Antibiotic-associated dysbiosis and bispecific antibody outcomes in multiple myeloma.

Broad-spectrum antibiotic exposure prior to bispecific antibody therapy was associated with significantly inferior 1-year overall survival in multiple myeloma patients.

• 1-year OS was 60% (95% CI 44% to 81%) in antibiotic-exposed patients versus 77% (95% CI 71% to 83%) in unexposed patients (p=0.004).
• Study included 237 adult patients with MM treated with CD3-engaging BsAbs across six academic institutions.
• Antibiotic exposure was defined as administration of any broad-spectrum, non-prophylactic antibiotic within 30 days before BsAb initiation.
• Antibiotic exposure remained independently associated with poorer OS in multivariable Cox regression analyses.

Antibiotic exposure prior to bispecific antibody therapy was associated with significantly inferior 1-year progression-free survival.

• 1-year PFS was 26% (95% CI 14% to 47%) in antibiotic-exposed patients versus 53% (95% CI 46% to 61%) in unexposed patients (p<0.001).
• Antibiotic exposure remained independently associated with poorer PFS in multivariable analyses.
• These associations were also observed within the subgroup of patients treated with CD3/BCMA-targeted BsAbs (n=155).

Antibiotic exposure prior to bispecific antibody therapy was associated with higher cumulative incidence of relapse.

• Relapse incidence was 68% (95% CI 48% to 82%) in antibiotic-exposed patients versus 43% (95% CI 36% to 50%) in unexposed patients (p=0.004).
• Higher relapse risk remained independently associated with antibiotic exposure in multivariable competing-risk regression models.
• The association was also observed in the CD3/BCMA-targeted BsAb subgroup (n=155).

Antibiotic-exposed patients demonstrated lower CD4+ T-cell counts and reduced circulating cytokine levels.

• Immunophenotyping was performed on peripheral blood samples collected prior to BsAb infusion in a subset of 24 patients.
• CD4+ T-cell counts were significantly lower in antibiotic-exposed patients (p=0.017).
• Reduced circulating cytokine levels were observed among antibiotic-exposed patients.
• Findings suggest impaired immune reconstitution associated with antibiotic-induced dysbiosis.

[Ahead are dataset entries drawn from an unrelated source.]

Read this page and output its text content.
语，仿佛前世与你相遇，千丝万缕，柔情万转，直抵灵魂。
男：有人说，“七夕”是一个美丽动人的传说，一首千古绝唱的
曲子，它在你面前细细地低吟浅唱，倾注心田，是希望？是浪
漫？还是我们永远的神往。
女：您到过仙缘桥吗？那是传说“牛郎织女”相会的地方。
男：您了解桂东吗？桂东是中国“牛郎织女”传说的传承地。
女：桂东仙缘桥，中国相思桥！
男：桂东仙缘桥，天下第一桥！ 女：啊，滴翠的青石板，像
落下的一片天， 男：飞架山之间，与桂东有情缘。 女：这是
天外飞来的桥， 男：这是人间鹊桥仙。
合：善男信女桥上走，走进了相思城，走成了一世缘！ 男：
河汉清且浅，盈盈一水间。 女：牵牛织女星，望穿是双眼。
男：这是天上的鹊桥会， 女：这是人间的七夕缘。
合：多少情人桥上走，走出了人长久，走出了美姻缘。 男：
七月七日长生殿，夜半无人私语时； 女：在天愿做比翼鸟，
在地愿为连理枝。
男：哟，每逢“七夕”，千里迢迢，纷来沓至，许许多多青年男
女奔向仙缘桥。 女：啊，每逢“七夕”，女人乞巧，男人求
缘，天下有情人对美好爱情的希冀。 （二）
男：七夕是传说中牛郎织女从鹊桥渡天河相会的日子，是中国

16S rRNA sequencing demonstrated marked depletion of short-chain fatty acid-producing gut microbial genera in antibiotic-exposed patients.

• Stool samples for 16S rRNA sequencing were collected in a subset of 19 patients prior to BsAb treatment.
• Depletion of SCFA-producing genera including Roseburia and Eubacterium was observed in antibiotic-exposed patients.
• Lower serum SCFA concentrations accompanied the depletion of these genera.
• Microbiota composition before BsAb treatment correlated with therapy response and treatment-related toxicity.